Timur’s Invasion (1389-99 CE)

The Mongol ruler Timur ruled over a large empire in Central Asia. He claimed to be a descendent of Ghenghis Khan. He invaded India and plundered Delhi. The last Tughluq Sltan, Nasir-ud-din could not fight him. Timur’s army brutally massacred thousands of people and with the loot, he decorated his kingdom, Samarkand, building many beautiful mosques and palaces. Before leaving Delhi, Timur made Khizr Khan his deputy ruler in India, who eventually became the first Sayyid ruler in 1414 CE.

THE SAYYID DYNASTY

The Sayyid Dynasty was formed amidst Chaos when there was no figure or authority to control Delhi. There were four Sayyid kings.

Khizr Khan (1414-1421 CE)

Khizr Khan was appointed as the Governor of Multan by Firuz Shah Tughlug. He participated in

war of succession among the rival princes after the death of Firoz Shah, When Timur attacked India, he offered his services to Timur. Timur was pleased with his services and before he left India, he appointed Khizr Khan as the governor of Multan, Lahore and Dipalpur. During this reign the subedars of Punjab, Bhatinda and Doab broke out in revolt and his whole period was spent in trying to suppress them. Khizr Khan ruled till 1421. He was succeeded by his son Mubarak Shah.

Mubarak Shah (1421-1434 CE)

Like his father, Mubarak Shah was an efficient ruler. He undertook disciplinary action against jagirdars and nobles to collect revenue from them. This assertion of the right of the Sultan displeased the jagirdars and nobles who treated their provinces as their own property. It created trouble for the Sultan who had to fight against his own nobles who were against him.

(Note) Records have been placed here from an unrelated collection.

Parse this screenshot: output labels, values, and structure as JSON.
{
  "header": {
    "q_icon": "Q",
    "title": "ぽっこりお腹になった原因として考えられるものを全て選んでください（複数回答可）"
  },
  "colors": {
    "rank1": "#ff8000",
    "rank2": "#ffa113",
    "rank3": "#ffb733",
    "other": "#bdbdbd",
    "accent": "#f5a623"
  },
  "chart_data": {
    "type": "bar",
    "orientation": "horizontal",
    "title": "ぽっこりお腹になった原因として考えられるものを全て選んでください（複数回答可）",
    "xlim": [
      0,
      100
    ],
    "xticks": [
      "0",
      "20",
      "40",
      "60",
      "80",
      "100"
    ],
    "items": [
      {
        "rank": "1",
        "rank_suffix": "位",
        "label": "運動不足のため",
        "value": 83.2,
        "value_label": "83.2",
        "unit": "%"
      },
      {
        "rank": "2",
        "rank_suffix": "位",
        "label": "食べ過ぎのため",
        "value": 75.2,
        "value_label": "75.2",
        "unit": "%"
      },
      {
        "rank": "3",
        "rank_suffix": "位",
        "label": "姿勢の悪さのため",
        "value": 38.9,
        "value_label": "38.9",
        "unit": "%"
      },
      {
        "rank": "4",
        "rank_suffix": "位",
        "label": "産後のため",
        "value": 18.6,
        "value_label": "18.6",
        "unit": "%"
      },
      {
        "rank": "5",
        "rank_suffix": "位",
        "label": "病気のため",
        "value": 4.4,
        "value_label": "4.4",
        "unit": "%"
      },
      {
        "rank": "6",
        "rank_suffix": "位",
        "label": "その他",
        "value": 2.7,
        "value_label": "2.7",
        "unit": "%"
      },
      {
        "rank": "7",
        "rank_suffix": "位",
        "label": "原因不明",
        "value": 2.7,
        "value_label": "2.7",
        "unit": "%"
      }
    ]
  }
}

Muhammad Shah (1434-1443 CE)

The nobles put Muhammad Shah on the throne. Muhammad Shah was Mubarak Shah’s nephew. He was authorized to rule a meagre area of around 30 miles. The rest of the Sultanate was ruled by the nobles.

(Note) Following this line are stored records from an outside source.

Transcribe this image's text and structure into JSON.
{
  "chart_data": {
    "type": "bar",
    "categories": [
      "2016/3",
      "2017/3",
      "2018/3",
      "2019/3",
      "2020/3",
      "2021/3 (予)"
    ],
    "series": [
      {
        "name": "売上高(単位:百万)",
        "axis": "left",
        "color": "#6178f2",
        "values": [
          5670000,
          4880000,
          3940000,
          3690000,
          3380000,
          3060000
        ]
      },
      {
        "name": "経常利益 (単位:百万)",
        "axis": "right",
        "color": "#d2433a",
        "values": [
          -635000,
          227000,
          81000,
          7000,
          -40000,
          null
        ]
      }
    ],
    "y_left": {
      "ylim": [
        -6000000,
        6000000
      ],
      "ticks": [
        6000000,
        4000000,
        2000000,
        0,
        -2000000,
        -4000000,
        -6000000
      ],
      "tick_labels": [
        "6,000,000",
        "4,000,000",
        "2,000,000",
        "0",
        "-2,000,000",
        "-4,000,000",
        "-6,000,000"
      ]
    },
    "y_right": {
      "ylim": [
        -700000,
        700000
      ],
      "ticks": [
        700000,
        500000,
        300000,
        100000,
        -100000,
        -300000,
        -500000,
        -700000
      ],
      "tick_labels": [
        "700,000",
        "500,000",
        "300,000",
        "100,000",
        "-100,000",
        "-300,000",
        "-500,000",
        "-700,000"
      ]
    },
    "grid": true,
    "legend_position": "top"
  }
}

Alauddin Alam Shah (1443-1451 CE)

After the death of Muhammad Shah, his son took over the throne under the title of Alam Shah. The last Sayyid king lost Delhi to Bahlul Lodi in 1451. With this the Sayyid dynasty came to an end.

The Lodi Dynasty             

The Lodi Dynasty was established by the Ghizlai tribe of the Afghans. There were three main

rulers of the Lodi dynasty.

Bahlol Lodi (1451-1488 CE)

Bahlol Lodi was an Afghan ruler and founder of the Lodi dynasty. He spent most of his time in fighting against the Sharqi dynasty and ultimately annexed it. He placed his eldest son Barbak on the throne of Jaunpur and his second son Sikander succeeded him after his death. Sikandar

Sikandar Lodi (1488-1517 CE)

Sikandar Lodhi, whose real name was Nizam Shah, ascended the throne of Delhi in 1488 CE. He is believed to be the greatest ruler of the Lodi dynasty. In 1503 CE, he founded the city of Agra and it the headquarters of his army.

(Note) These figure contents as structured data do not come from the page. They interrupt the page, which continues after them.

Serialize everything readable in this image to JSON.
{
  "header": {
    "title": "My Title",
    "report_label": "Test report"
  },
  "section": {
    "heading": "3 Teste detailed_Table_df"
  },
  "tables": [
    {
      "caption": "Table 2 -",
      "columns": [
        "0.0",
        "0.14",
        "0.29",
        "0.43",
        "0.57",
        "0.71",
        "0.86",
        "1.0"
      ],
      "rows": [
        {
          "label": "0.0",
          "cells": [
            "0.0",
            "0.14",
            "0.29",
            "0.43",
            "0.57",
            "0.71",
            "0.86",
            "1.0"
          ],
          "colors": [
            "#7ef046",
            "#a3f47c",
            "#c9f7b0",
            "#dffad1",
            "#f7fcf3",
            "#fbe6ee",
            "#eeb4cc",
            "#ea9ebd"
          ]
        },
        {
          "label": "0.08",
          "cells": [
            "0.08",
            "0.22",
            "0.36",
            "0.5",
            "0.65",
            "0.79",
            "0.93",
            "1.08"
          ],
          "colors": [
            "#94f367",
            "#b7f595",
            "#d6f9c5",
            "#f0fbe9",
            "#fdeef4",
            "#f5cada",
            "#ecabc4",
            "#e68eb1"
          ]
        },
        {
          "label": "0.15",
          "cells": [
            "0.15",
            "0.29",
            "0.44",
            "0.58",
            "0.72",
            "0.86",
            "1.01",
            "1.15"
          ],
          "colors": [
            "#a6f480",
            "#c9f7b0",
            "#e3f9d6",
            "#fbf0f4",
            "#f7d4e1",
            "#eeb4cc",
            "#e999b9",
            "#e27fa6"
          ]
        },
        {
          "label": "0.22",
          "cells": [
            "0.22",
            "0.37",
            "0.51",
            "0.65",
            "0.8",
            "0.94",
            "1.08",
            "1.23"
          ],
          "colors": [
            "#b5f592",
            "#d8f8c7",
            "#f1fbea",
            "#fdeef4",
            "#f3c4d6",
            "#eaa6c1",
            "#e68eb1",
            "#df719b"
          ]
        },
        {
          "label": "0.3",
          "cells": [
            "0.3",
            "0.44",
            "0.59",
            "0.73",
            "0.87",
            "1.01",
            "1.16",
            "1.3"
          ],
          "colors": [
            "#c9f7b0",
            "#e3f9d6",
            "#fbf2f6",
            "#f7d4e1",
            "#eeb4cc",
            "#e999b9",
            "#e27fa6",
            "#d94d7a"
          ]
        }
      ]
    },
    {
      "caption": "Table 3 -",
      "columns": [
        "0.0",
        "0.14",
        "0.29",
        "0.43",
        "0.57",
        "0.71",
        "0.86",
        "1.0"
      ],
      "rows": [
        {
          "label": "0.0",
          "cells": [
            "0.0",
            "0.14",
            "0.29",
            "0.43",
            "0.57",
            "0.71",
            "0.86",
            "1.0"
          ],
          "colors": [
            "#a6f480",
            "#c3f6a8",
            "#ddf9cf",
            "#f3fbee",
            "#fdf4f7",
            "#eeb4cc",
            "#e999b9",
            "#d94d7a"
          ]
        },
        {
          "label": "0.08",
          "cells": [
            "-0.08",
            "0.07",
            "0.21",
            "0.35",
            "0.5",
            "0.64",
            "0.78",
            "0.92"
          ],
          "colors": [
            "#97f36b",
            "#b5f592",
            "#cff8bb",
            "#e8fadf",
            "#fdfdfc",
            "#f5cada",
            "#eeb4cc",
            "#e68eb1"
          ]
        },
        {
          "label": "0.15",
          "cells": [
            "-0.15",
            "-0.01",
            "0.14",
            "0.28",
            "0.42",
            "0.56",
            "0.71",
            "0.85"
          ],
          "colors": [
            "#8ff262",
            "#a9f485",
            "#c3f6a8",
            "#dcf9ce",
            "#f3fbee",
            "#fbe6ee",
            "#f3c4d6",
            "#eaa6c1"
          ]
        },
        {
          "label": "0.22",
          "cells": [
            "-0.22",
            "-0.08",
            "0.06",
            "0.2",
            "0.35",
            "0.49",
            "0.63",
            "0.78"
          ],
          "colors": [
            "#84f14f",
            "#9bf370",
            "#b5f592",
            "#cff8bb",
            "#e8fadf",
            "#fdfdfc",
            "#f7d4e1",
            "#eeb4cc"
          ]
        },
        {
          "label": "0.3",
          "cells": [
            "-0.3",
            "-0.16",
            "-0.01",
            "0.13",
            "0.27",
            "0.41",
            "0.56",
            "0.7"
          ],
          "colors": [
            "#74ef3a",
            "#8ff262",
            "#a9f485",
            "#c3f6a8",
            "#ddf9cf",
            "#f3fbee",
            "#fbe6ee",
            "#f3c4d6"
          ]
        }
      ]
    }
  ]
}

Sikandar was a good administrator. Like Balban, he maintained the dignity of his office. Trade was promoted through better and protected roads. The book Tarikh-i-Daudi speaks highly of the Sultan. In 1517 CE, he fell ill and died. The Lodis built tombs in gardens. The Mughals later followed this style.

Ibrahim Lodi (1517-1526 CE)

Ibrahim Lodi was the last king of the Delhi Sultanate. He was the son of Sikandar Lodi and he sat on the throne of Delhi in 1517 CE. He was peevish and ill-tempered, and lost the sympathy of his relatives and nobles. Revolts broke out everywhere. Alam Khan, his uncle, went to Babur in Afghanistan and invited him to invade Delhi.

Babur, the Mughal king of Afghanistan, invaded India. He reached Panipat, near Delhi, in 1526 CE. There was a fierce battle between the forces of Babur and Ibrahim. Ibrahim was defeated and killed. Thus, the Delhi Sultanate came to an end. Babur founded the Mughal Empire in India.